In places like Numbers 17:15-17, we learn that God expected the human leaders of Israel to be like shepherds for the people, going out and coming in before them “so the Lord’s people will not be like sheep without a shepherd.” The situation in Ezekiel 34 reveals that Israel’s leaders had utterly failed to live up to this calling.
Because the leaders of Israel failed to shepherd the flock, it was necessary for God himself to come into our world in the person of Jesus to be that shepherd himself (see Ezekiel 34:11, “I myself will search for my sheep and look after them”).

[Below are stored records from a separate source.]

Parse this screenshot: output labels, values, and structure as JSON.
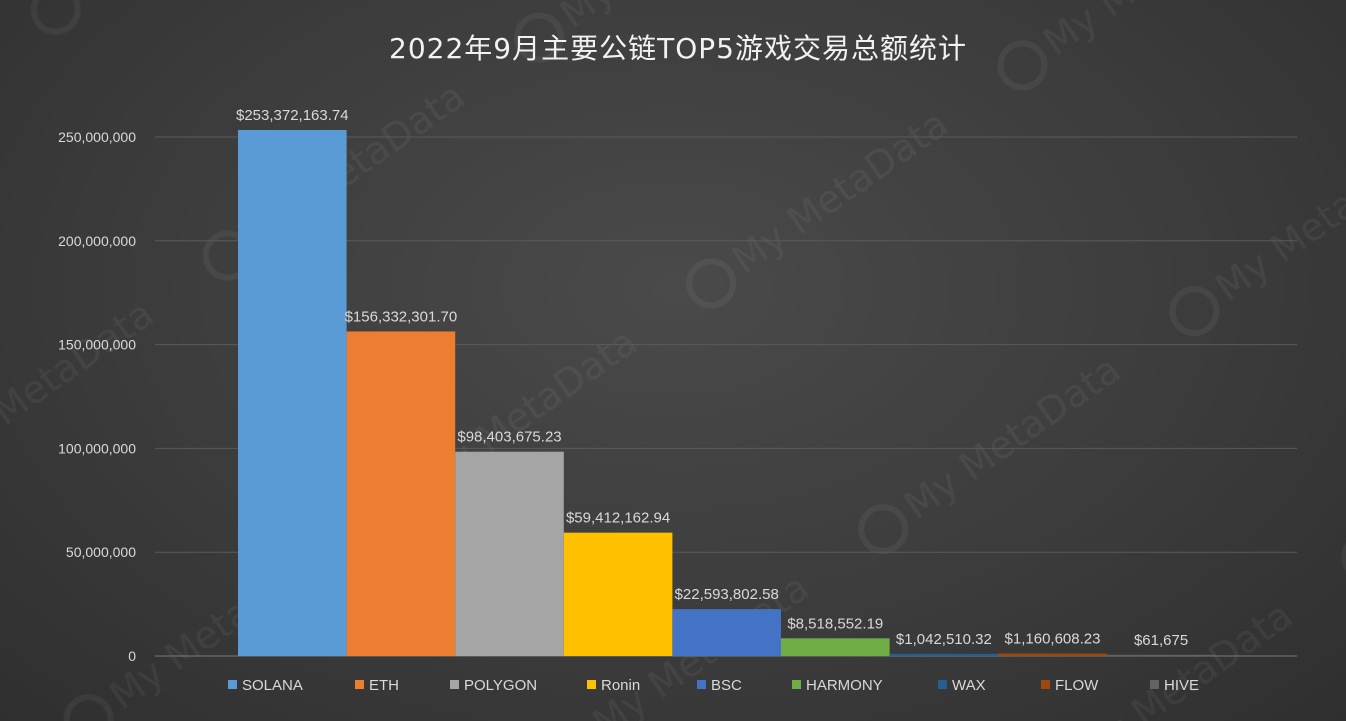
{
  "chart_data": {
    "type": "bar",
    "title": "2022年9月主要公链TOP5游戏交易总额统计",
    "xlabel": "",
    "ylabel": "",
    "ylim": [
      0,
      250000000
    ],
    "yticks": [
      "0",
      "50,000,000",
      "100,000,000",
      "150,000,000",
      "200,000,000",
      "250,000,000"
    ],
    "grid": true,
    "legend_position": "bottom",
    "series": [
      {
        "name": "SOLANA",
        "value": 253372163.74,
        "label": "$253,372,163.74",
        "color": "#5b9bd5"
      },
      {
        "name": "ETH",
        "value": 156332301.7,
        "label": "$156,332,301.70",
        "color": "#ed7d31"
      },
      {
        "name": "POLYGON",
        "value": 98403675.23,
        "label": "$98,403,675.23",
        "color": "#a5a5a5"
      },
      {
        "name": "Ronin",
        "value": 59412162.94,
        "label": "$59,412,162.94",
        "color": "#ffc000"
      },
      {
        "name": "BSC",
        "value": 22593802.58,
        "label": "$22,593,802.58",
        "color": "#4472c4"
      },
      {
        "name": "HARMONY",
        "value": 8518552.19,
        "label": "$8,518,552.19",
        "color": "#70ad47"
      },
      {
        "name": "WAX",
        "value": 1042510.32,
        "label": "$1,042,510.32",
        "color": "#255e91"
      },
      {
        "name": "FLOW",
        "value": 1160608.23,
        "label": "$1,160,608.23",
        "color": "#9e480e"
      },
      {
        "name": "HIVE",
        "value": 61675,
        "label": "$61,675",
        "color": "#636363"
      }
    ]
  }
}
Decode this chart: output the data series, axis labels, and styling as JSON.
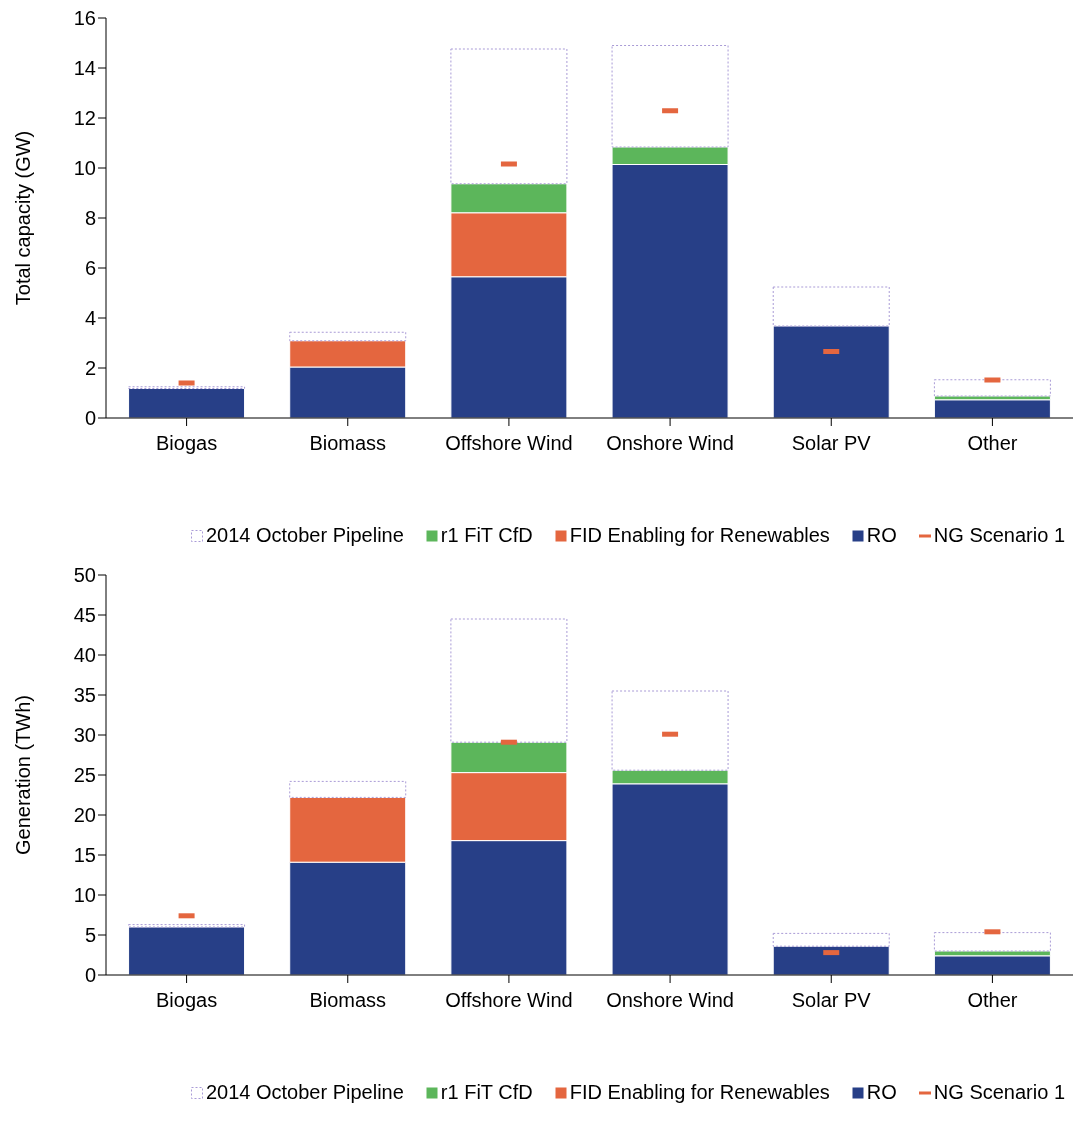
{
  "chart_data": [
    {
      "type": "bar",
      "stacked": true,
      "ylabel": "Total capacity (GW)",
      "categories": [
        "Biogas",
        "Biomass",
        "Offshore Wind",
        "Onshore Wind",
        "Solar PV",
        "Other"
      ],
      "ylim": [
        0,
        16
      ],
      "yticks": [
        0,
        2,
        4,
        6,
        8,
        10,
        12,
        14,
        16
      ],
      "legend": "bottom",
      "series": [
        {
          "name": "RO",
          "color": "#273f87",
          "values": [
            1.18,
            2.04,
            5.65,
            10.14,
            3.68,
            0.73
          ]
        },
        {
          "name": "FID Enabling for Renewables",
          "color": "#e4663f",
          "values": [
            0,
            1.05,
            2.56,
            0,
            0,
            0
          ]
        },
        {
          "name": "r1 FiT CfD",
          "color": "#5cb65b",
          "values": [
            0,
            0,
            1.16,
            0.7,
            0,
            0.15
          ]
        },
        {
          "name": "2014 October Pipeline",
          "color": "#a99bd6",
          "line_style": "dotted",
          "values": [
            0.07,
            0.34,
            5.39,
            4.06,
            1.56,
            0.65
          ]
        },
        {
          "name": "NG Scenario 1",
          "type": "scatter",
          "color": "#e4663f",
          "values": [
            1.4,
            null,
            10.16,
            12.29,
            2.66,
            1.52
          ]
        }
      ]
    },
    {
      "type": "bar",
      "stacked": true,
      "ylabel": "Generation (TWh)",
      "categories": [
        "Biogas",
        "Biomass",
        "Offshore Wind",
        "Onshore Wind",
        "Solar PV",
        "Other"
      ],
      "ylim": [
        0,
        50
      ],
      "yticks": [
        0,
        5,
        10,
        15,
        20,
        25,
        30,
        35,
        40,
        45,
        50
      ],
      "legend": "bottom",
      "series": [
        {
          "name": "RO",
          "color": "#273f87",
          "values": [
            6.0,
            14.1,
            16.8,
            23.9,
            3.6,
            2.4
          ]
        },
        {
          "name": "FID Enabling for Renewables",
          "color": "#e4663f",
          "values": [
            0,
            8.1,
            8.5,
            0,
            0,
            0
          ]
        },
        {
          "name": "r1 FiT CfD",
          "color": "#5cb65b",
          "values": [
            0,
            0,
            3.8,
            1.7,
            0,
            0.6
          ]
        },
        {
          "name": "2014 October Pipeline",
          "color": "#a99bd6",
          "line_style": "dotted",
          "values": [
            0.3,
            2.0,
            15.4,
            9.9,
            1.6,
            2.3
          ]
        },
        {
          "name": "NG Scenario 1",
          "type": "scatter",
          "color": "#e4663f",
          "values": [
            7.4,
            null,
            29.1,
            30.1,
            2.8,
            5.4
          ]
        }
      ]
    }
  ]
}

It’s in that vein that Jesus declares “I am the Good Shepherd” in John 10:11. Jesus would be the kind, protective, compassionate shepherd that Israel’s kings and religious should have been, but failed to be.
Closing Thought: A Shepherd To Guide, Protect, and Provide
The Lord is Our Shepherd (Psalm 23), and Jesus is our Good Shepherd (John 10). That means we have a God who guides us, protects us, and provides for us.
- Where do I need to go? —God guides us.
- Who will protect me from harm? — God protects us.
- Who will meet my basic needs? — God provides for us.